The demand curve represents the relationship between the price of a product or service and the quantity demanded by consumers. It is a downward-sloping curve, meaning that as the price of a good increases, the quantity demanded by consumers decreases, and vice versa. This relationship can be explained by several key factors:
1. Law of diminishing marginal utility:
The law of diminishing marginal utility states that as individuals consume more units of a good, the additional satisfaction or utility derived from each additional unit decreases. In other words, the more of a good a person has, the less valuable each additional unit becomes. As a result, consumers are willing to pay a higher price for the first unit of a good and are generally willing to pay less for additional units. This leads to a downward-sloping demand curve.
2. Income effect:
When the price of a good decreases, consumers are able to purchase more of it with their given income. This increase in purchasing power leads to an increase in the quantity demanded. Conversely, when the price of a good increases, consumers may not be able to afford the same quantity with their income, resulting in a decrease in quantity demanded. This income effect contributes to the downward slope of the demand curve.
3. Substitution effect:
The substitution effect occurs when consumers switch from one good to another as the price of one good changes relative to another. When the price of a good increases, consumers may seek out cheaper substitute goods, leading to a decrease in the quantity demanded of the more expensive good. Conversely, when the price of a good decreases, consumers may switch from substitute goods to the now relatively cheaper good, resulting in an increase in quantity demanded. This substitution effect also contributes to the downward slope of the demand curve.
4. Law of demand:
The law of demand states that there is an inverse relationship between price and quantity demanded, holding all other factors constant. This means that as the price of a good increases, consumers are less willing and able to buy it. On the other hand, as the price decreases, consumers are more willing and able to buy it. The law of demand is a fundamental principle in economics and provides a theoretical basis for the downward-sloping demand curve.

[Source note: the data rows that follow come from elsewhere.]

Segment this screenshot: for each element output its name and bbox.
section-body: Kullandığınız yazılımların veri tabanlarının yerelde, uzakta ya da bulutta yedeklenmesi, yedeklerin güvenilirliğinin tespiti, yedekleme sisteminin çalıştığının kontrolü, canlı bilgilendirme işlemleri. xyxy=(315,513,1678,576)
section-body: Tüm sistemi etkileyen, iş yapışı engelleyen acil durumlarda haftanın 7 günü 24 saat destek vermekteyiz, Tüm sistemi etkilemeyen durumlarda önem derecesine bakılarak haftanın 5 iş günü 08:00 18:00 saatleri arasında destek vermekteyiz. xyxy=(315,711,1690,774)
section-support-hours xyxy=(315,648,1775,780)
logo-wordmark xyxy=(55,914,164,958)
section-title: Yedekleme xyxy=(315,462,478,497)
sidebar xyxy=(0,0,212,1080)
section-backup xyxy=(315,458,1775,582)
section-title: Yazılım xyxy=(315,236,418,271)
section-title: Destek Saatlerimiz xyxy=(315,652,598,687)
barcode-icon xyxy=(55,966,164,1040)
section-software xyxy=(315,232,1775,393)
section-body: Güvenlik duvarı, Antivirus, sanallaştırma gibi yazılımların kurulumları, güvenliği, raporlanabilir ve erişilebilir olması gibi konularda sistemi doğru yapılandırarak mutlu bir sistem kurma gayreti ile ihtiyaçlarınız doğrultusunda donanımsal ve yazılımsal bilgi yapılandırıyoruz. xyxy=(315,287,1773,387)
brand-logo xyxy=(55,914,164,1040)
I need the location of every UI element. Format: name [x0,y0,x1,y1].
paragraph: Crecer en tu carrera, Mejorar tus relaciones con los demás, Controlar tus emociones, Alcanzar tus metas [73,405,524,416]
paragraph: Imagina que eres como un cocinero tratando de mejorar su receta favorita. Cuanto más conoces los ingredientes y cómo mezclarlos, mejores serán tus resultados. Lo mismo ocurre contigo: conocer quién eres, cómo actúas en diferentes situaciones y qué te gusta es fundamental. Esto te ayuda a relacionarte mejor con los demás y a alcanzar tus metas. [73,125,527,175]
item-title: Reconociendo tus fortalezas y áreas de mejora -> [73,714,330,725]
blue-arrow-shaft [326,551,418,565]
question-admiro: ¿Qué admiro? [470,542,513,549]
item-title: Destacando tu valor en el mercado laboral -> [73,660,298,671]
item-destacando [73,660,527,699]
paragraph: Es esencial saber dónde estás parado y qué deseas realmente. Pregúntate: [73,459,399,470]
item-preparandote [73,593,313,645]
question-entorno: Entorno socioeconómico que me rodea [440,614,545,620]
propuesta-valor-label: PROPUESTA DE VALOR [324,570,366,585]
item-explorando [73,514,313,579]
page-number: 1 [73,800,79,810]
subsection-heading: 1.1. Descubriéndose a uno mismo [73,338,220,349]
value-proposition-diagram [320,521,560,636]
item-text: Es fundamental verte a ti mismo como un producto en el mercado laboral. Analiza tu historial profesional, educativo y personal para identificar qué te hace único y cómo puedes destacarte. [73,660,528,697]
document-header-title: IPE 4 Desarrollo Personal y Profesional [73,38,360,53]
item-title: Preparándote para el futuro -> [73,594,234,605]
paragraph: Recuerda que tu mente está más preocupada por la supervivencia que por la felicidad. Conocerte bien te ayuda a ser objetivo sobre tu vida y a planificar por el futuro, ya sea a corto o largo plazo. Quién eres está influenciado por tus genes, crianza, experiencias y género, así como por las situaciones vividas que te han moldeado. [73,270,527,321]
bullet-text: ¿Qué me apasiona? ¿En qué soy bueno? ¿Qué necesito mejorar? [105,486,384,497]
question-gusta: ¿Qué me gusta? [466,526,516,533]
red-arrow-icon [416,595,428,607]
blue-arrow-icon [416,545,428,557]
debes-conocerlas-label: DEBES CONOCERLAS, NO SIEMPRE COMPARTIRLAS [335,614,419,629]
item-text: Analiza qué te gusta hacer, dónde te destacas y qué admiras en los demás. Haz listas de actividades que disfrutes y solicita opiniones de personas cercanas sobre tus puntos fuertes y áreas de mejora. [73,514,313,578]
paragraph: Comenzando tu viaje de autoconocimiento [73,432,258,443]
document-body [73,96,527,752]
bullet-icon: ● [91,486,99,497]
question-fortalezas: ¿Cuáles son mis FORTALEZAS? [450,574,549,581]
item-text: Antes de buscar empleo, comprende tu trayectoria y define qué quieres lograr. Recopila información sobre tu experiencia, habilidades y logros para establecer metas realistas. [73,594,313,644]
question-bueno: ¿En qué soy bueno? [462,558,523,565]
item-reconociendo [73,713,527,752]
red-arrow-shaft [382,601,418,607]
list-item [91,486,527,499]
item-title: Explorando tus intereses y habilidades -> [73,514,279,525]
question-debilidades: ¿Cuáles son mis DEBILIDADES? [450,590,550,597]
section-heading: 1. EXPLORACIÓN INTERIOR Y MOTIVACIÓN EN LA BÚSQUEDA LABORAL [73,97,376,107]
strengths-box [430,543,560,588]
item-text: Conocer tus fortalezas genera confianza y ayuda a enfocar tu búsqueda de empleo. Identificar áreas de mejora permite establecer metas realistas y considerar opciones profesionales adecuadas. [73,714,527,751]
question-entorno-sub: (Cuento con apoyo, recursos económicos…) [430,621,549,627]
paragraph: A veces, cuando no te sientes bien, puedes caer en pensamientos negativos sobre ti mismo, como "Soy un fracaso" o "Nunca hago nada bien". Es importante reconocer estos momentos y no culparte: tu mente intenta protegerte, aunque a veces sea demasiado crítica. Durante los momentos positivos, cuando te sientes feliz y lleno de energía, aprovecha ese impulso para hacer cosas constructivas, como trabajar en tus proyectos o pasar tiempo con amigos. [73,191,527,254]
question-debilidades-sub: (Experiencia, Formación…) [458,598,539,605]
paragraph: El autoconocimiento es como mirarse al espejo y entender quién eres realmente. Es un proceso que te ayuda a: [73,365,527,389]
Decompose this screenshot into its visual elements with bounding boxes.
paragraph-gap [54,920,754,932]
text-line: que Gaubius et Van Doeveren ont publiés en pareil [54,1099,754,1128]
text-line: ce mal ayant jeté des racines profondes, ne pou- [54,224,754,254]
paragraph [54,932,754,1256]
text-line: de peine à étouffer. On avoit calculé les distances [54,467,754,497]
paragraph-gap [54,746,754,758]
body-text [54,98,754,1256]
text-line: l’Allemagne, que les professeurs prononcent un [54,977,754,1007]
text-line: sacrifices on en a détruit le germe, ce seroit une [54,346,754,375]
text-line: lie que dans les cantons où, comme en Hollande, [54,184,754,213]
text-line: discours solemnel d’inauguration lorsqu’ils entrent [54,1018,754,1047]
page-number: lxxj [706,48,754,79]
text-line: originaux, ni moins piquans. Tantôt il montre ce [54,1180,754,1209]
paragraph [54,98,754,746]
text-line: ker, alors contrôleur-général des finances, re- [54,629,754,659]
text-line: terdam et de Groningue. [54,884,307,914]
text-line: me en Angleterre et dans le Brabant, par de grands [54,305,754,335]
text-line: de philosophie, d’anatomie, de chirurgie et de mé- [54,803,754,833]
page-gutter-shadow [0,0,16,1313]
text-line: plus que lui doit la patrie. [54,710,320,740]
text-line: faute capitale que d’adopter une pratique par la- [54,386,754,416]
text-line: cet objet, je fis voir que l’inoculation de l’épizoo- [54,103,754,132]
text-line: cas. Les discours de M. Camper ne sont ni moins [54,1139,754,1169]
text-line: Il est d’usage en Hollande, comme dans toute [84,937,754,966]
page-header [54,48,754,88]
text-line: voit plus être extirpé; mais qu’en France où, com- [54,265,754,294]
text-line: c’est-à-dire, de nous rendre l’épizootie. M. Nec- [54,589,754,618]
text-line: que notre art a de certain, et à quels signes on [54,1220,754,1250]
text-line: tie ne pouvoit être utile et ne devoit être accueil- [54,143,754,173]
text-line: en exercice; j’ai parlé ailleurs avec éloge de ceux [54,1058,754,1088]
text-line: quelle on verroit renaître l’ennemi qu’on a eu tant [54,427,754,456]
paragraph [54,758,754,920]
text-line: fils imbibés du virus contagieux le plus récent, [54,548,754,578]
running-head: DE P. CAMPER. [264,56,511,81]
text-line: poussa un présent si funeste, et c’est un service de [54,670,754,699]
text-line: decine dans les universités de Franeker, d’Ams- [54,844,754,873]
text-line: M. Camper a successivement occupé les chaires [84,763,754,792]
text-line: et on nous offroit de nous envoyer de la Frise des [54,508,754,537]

In summary, the downward slope of the demand curve can be explained by the law of diminishing marginal utility, the income effect, the substitution effect, and the law of demand. These factors collectively influence consumers' behavior and their willingness to purchase a good at different price levels.
Explaination of why does demand curve slope downward?
It is because when other factors remain constant (expectations , price of related goods etc)there is a inverse relationship between price and quantity demanded of a commodity means when price of a commodity increases quantity demanded decreases and vice versa. For example when price of commodity increases from 10 to 20rs. It's quantity demanded is decrease from 20 to 10 and vice versa.